Updated: Oct 25, 2019
I am in the process of stepping into silence and solitude. It is a challenging practice for me, to quiet my mind, my heart, my body, and my soul. It is not easy by any means, but so completely necessary.
I just finished reading Brennan Manning's book, Abba's Child, for the second time. He writes about what it means to belong to God as His beloved child and how to rest secure in that. It is so easy to let that thought disappear from our minds, and from our hearts. Two of my favorite theologians in the same quote write about this paradox.
"Writing to a New York intellectual and close friend, Henri Nouwen stated, 'All I want to say to you is, 'You are the Beloved, and all I hope is that you can hear these words spoken to you with all the tenderness and force that love can hold. My only desire is to make these words reverberate in every corner of your being-"You are the Beloved."
Anchored in this reality; our true self needs neither a muted trumpet to herald our arrival nor a gaudy soapbox to rivet attention from others. We give glory to God simply by being ourselves" (Manning, 52).
Manning goes on to talk about the beauty of silence and solitude. The beauty of having those intimate moments with God where it is just you and him and no one else. Sometimes I think it is so easy to escape those moments, yet God wants to give them to us as a gift. Maybe we just have to take it. I've been learning so much about what it means to be intimate with God, what it means to listen and wait on him.

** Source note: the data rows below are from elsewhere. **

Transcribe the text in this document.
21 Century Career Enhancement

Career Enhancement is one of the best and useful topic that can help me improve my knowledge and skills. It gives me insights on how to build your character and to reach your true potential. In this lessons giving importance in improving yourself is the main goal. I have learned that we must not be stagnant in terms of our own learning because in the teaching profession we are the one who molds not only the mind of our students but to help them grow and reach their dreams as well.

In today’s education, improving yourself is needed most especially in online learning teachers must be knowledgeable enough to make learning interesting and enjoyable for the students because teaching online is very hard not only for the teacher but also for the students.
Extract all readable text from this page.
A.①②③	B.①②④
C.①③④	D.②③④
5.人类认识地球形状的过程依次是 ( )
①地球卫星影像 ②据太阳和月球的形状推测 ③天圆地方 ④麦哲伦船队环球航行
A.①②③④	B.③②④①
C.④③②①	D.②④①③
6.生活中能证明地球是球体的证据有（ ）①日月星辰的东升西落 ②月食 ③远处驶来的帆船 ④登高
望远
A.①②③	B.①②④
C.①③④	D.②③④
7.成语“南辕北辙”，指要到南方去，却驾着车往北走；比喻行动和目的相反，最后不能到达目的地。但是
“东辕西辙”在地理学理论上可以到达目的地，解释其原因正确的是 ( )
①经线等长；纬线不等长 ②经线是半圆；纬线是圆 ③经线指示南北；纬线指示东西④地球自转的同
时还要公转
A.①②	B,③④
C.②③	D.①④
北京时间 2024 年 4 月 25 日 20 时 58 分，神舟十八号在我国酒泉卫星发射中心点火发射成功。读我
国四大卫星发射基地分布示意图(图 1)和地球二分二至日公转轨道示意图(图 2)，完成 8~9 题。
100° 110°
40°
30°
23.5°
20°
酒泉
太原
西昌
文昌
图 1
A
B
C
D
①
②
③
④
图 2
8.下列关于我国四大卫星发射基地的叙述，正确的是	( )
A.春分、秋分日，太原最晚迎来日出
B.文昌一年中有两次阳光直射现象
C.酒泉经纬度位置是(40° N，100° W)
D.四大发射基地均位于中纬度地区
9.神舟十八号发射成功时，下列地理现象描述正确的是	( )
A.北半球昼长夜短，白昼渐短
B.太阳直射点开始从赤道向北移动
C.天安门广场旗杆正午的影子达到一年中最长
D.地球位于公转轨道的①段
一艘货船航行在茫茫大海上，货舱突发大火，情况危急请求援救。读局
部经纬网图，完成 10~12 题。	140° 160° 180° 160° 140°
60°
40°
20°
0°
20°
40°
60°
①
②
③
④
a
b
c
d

Sometimes I've encountered those "thin places" (a friend once called it that, and I love her phrase) where the curtain between God and me becomes a bit transparent. I begin to sense God's heart in a more profound, more alive way. I catch small and brief glimpses of the character of God, and it is such a humbling experience.
One. Where have you been experiencing the silence of God? What are your thin places?
Manning writes of the poetry of silence and how that allows us, in our messiness as humans, to engage with the holiness of our Creator. He writes: "Silence is not simply the absence of noise or the shutdown of communication with the outside world, but rather a process of coming to stillness. Silent solitude forges true speech. I'm not speaking of physical isolation; solitude here means being alone with the Alone, experiencing the transcendent Other and growing in awareness of one's identity as the beloved. It is impossible to know another person intimately without spending time together. Silence makes this solitude a reality. It has been said, 'Silence is solitude practiced in action'" (56). Today, my thin, holy, sacred space, looked like listening to choral music conducted and composted by Eric Whitacre, with my devotions. I am trying to practice listening to God more. As I listen to different podcasts (one of my new favorites is "The Liturgist"), the idea of prayer as a conversation has been articulated.
Two. What does it mean to not just engage with God by talking, but also listening?
What might he/she say in the stillness? When you pray, what does that look like? For me, it can be journaling, walking, running, practicing yoga, taking a deep breath, or playing the piano. The farther I go on my Jesus journey, the more I realize that prayer, that intimacy with God, can happen in our ordinary life.
To paraphrase Shane Claiborne, prayer can make ordinary, extra-ordinary.
Three. Embracing what God does for you is the best thing you can do for him.
So, dear reader, I leave you with these final verses and questions. Romans 12.1-2 says: "So here's what I want you to do, God helping you: Take your everyday, ordinary life—your sleeping, eating, going-to-work, and walking-around life—and place it before God as an offering. Don't become so well-adjusted to your culture that you fit into it without even thinking. Instead, fix your attention on God. You'll be changed from the inside out. Readily recognize what he wants from you, and quickly respond to it. Unlike the culture around you, always dragging you down to its level of immaturity, God brings the best out of you, develops well-formed maturity in you" (The Message).
How can we be with God, in this moment, in this here and now? How can we listen for God's quiet whispers of calm or loud shouts of joy?
How can we encounter sacred space with our Creator?
Works Cited Manning, Brennan. Abba's Child: The Cry of the Heart for Intimate Belonging. Colorado Springs, Colorado, NavPress, 994. Print. Peterson, Eugene H. The Message. Bible Gateway, www.biblegateway.com. Accessed 25 September 2019.